I guess this is not really a topic I should write about, but then, I have written about more distasteful things before. The title of this post is an old Afrikaans word which literally means "rotten foot". I think it refers to a disease among cattle.

I've never had any problems with my feet; until we got the pets I was barefoot whenever I could be. That has become impossible since Alfred the Spontaneous Pisser has shown up along with his merry band of mess makers. The floor has become a disaster area, only cleaned occasionally when we expect guests. Soon after it starts accumulating debris again.

At the moment, without looking too hard, I can see the following on the floor: sharp bones discarded by the dogs, cat and dog pellets, hair of both human and animal origin, crisps of at least four different kinds, beer bottle tops, toothpics - used and unused, shreds of every conceivable paper. The list goes on.

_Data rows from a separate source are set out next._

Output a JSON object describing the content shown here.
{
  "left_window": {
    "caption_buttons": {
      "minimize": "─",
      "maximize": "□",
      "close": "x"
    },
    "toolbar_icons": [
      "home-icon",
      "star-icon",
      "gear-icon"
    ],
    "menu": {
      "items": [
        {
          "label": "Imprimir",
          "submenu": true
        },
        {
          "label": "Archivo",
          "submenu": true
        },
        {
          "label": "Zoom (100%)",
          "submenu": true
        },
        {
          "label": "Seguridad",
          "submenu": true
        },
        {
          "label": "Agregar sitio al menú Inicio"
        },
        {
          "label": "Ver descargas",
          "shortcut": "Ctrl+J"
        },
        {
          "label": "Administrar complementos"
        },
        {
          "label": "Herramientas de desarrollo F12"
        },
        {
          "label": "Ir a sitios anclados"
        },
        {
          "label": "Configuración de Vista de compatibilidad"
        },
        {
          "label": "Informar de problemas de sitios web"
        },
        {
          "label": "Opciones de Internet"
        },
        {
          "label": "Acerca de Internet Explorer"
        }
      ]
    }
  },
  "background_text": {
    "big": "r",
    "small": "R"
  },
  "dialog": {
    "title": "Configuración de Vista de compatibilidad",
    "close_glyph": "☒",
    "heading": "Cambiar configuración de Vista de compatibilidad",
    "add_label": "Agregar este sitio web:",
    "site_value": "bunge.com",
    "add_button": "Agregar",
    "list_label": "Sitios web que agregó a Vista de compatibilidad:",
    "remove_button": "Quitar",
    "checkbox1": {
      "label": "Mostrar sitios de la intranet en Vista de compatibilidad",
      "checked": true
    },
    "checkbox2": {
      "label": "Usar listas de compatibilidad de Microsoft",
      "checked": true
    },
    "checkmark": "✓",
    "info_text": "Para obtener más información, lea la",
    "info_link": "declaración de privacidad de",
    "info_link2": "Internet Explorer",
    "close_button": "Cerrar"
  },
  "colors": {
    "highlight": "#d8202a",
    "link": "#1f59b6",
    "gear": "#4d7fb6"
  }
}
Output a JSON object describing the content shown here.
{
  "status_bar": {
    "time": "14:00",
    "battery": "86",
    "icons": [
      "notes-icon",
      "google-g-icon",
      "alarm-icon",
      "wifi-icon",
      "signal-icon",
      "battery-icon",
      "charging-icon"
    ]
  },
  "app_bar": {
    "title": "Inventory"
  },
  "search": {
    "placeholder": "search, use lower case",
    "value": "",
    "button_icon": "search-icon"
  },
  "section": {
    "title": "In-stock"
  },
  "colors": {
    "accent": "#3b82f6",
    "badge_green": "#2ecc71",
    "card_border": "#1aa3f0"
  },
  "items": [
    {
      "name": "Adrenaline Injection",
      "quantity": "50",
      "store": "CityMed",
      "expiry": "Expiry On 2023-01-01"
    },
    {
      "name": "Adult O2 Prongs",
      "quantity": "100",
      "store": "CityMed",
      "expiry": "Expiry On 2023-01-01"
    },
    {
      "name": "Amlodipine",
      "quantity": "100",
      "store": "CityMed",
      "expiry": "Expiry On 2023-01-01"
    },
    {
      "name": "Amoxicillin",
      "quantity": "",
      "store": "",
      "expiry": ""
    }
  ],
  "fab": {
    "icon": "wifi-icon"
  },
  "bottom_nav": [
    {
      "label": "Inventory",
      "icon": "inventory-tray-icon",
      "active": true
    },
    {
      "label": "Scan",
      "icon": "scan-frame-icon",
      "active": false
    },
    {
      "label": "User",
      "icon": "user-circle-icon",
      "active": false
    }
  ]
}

So I guess in that breeding ground one of us was bound to contract a disease and I have been chosen. Last night I discovered that I had been attacked by a vicious strain of what I call the foot pong fungus. This is a photograph showing the affected part of my left foot. It is very painful, especially the pink area which stays clammy. It is as if the fungus is eating all the outer layers of my skin, exposing the sensitive inner layers. No, Mother, my foot isn't dirty, it's diseased. Those spots you can see are new colonies spreading.

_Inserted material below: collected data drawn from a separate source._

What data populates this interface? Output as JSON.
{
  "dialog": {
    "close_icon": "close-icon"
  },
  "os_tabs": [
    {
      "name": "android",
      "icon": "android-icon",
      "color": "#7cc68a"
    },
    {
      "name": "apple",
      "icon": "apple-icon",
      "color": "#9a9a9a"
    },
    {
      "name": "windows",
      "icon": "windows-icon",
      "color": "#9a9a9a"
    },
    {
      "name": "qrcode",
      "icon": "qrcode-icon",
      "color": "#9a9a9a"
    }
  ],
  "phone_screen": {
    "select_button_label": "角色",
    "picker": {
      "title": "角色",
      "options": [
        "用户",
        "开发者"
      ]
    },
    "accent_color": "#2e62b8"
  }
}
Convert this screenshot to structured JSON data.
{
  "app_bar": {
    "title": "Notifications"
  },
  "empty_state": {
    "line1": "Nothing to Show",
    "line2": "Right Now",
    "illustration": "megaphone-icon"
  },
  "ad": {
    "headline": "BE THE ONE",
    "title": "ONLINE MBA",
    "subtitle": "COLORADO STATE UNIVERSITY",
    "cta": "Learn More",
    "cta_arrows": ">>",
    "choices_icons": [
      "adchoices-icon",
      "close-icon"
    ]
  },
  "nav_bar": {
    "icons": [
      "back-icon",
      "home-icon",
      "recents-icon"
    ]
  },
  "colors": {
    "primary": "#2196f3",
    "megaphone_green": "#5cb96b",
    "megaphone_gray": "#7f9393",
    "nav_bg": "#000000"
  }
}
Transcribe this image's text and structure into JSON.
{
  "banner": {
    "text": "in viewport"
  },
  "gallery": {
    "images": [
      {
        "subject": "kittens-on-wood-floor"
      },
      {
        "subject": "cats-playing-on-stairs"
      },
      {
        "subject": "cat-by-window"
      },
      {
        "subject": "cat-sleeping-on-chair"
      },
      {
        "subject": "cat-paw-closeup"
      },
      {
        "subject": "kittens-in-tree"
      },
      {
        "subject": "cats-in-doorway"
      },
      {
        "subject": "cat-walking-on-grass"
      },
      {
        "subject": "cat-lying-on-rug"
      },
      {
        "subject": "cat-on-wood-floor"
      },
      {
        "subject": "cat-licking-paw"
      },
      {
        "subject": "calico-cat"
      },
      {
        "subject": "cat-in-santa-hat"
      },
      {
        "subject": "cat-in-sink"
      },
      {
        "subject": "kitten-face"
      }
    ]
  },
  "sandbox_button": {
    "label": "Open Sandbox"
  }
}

This morning I drove to Clicks to spend a vulgar sum of money on Mycota ointment for athlete's foot as well as AF Powder for athlete's foot, ringworm and dhobie itch. I don't know which one of those I have, but I hope the stuff I bought zaps those nasty buggers. I want my nice healthy foot back. The drive was extremely uncomfy since I use exactly that part of my foot for controlling the clutch pedal.

I've just cleaned my feet, applied ointment and powder. I have also started taking Echinacea to help my body fight the infestation. It feels better already.

This is what you get when you spend almost 12 hours a day at work wearing shoes.


On my way home, I stopped at an old couple next to the road who were selling the local Afrikaans Sunday newspaper, Rapport. I always feel awkward when an older person calls me "Mister". The old man came running when I stopped and was anxious to show me there was a promotional DVD in the paper, as if I wouldn't buy it without that.

Up close, I could see that he was really very old. When I told him he could keep the change, he was enormously thankful. He said, "God, thanks Mister." As I drove home, I found tears running down my face. I had made someone's day for only R8. My own problems fade in comparison to what others are dealing with.